Um auch HIV-positiven Menschen, die abgesehen von ihrer Infektion mit dem Aidserreger gesund sind, eines Tages ein Leben ohne Medikamente zu ermöglichen, versuchen Wissenschaftler schon seit vielen Jahren eine Gentherapie zu entwickeln, bei der die CCR5-Erbanlage gezielt verändert wird. „Nach anfänglichen Achtungserfolgen ist es aber relativ still um die Methode geworden“, sagt Hütter.

Offenbar ist das Verfahren noch nicht ausgereift genug, um eine Heilung von Aids tatsächlich zu ermöglichen. Denn während nach einer Transplantation von Stammzellen alle aus ihnen hervorgehenden Immunzellen die gewünschte Genveränderung aufweisen, sind es nach einer Gentherapie bislang höchstens 10 Prozent. Das reicht nicht aus, um die Vermehrung der HI-Viren effektiv einzudämmen.

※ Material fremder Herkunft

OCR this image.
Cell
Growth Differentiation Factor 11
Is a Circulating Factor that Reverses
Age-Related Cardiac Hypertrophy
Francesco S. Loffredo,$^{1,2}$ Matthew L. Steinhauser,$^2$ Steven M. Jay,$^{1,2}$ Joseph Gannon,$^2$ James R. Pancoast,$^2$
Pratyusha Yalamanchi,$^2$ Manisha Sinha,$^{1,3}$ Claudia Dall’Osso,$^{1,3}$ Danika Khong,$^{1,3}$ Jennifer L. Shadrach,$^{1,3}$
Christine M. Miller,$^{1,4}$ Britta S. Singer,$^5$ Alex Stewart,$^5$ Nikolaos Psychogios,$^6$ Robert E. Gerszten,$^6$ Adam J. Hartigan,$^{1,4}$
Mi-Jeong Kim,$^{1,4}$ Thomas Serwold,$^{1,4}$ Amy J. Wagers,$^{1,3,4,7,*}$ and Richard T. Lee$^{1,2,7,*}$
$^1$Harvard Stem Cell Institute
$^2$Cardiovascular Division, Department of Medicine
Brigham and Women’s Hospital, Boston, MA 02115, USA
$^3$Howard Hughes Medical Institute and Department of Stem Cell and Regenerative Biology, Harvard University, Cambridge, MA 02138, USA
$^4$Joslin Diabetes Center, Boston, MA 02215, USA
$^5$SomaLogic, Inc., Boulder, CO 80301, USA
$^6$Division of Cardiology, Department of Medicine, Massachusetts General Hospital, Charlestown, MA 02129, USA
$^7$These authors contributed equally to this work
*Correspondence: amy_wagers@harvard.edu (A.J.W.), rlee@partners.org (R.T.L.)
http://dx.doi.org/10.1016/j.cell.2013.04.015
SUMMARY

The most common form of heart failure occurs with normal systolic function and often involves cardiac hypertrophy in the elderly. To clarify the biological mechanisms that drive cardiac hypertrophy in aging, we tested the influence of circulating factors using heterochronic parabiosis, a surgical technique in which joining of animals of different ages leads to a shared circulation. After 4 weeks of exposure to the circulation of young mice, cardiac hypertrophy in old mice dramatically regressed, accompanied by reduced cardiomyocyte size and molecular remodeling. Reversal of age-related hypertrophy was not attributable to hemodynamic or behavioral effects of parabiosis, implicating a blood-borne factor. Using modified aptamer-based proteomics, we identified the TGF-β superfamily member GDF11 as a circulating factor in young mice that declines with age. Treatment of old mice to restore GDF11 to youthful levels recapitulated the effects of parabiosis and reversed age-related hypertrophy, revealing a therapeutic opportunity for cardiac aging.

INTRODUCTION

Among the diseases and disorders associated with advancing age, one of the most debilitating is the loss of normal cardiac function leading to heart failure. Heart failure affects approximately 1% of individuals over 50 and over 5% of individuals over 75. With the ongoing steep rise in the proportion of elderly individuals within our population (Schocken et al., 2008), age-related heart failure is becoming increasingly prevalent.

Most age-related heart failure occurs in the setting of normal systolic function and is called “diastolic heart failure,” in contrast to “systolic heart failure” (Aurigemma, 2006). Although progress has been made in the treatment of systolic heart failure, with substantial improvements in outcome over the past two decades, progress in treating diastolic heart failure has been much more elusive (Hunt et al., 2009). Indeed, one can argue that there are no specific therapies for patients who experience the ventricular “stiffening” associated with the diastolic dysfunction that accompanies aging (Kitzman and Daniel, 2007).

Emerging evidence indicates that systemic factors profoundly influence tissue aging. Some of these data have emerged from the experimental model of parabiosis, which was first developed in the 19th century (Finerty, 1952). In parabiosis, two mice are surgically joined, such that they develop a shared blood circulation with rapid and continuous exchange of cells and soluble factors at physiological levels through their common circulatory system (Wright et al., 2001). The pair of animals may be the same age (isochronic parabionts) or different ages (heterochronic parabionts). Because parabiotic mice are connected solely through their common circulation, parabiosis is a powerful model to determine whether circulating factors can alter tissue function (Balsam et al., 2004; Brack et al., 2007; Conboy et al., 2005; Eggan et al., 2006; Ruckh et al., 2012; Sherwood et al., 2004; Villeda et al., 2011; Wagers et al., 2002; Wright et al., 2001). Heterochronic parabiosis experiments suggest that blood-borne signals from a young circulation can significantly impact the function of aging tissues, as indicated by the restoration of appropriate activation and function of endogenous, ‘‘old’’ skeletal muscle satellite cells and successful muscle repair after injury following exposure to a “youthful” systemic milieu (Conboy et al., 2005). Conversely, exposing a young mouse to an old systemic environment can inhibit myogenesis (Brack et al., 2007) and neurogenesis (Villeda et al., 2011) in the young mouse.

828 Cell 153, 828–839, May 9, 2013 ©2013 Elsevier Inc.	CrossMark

Bestätigung für neue Therapiewege

Schlagzeilen, wenngleich überwiegend negativer Art, machten zudem vor zwei Jahren chinesische Forscher, welche die Delta-32-Mutation in die Zellen von Embryonen einschleusten, um diese so resistent gegen Aids zu machen. Zwar handelte es sich bei den Versuchsobjekten um nicht lebensfähige Gebilde, da sie statt des doppelten, wie er normal ist, einen dreifachen Chromosomensatz trugen. Dennoch belegten die umstrittenen Experimente relativ eindrucksvoll, was inzwischen mit modernen Technologien wie dem Gene Editing, auf Deutsch auch Genomchirurgie genannt, alles machbar ist.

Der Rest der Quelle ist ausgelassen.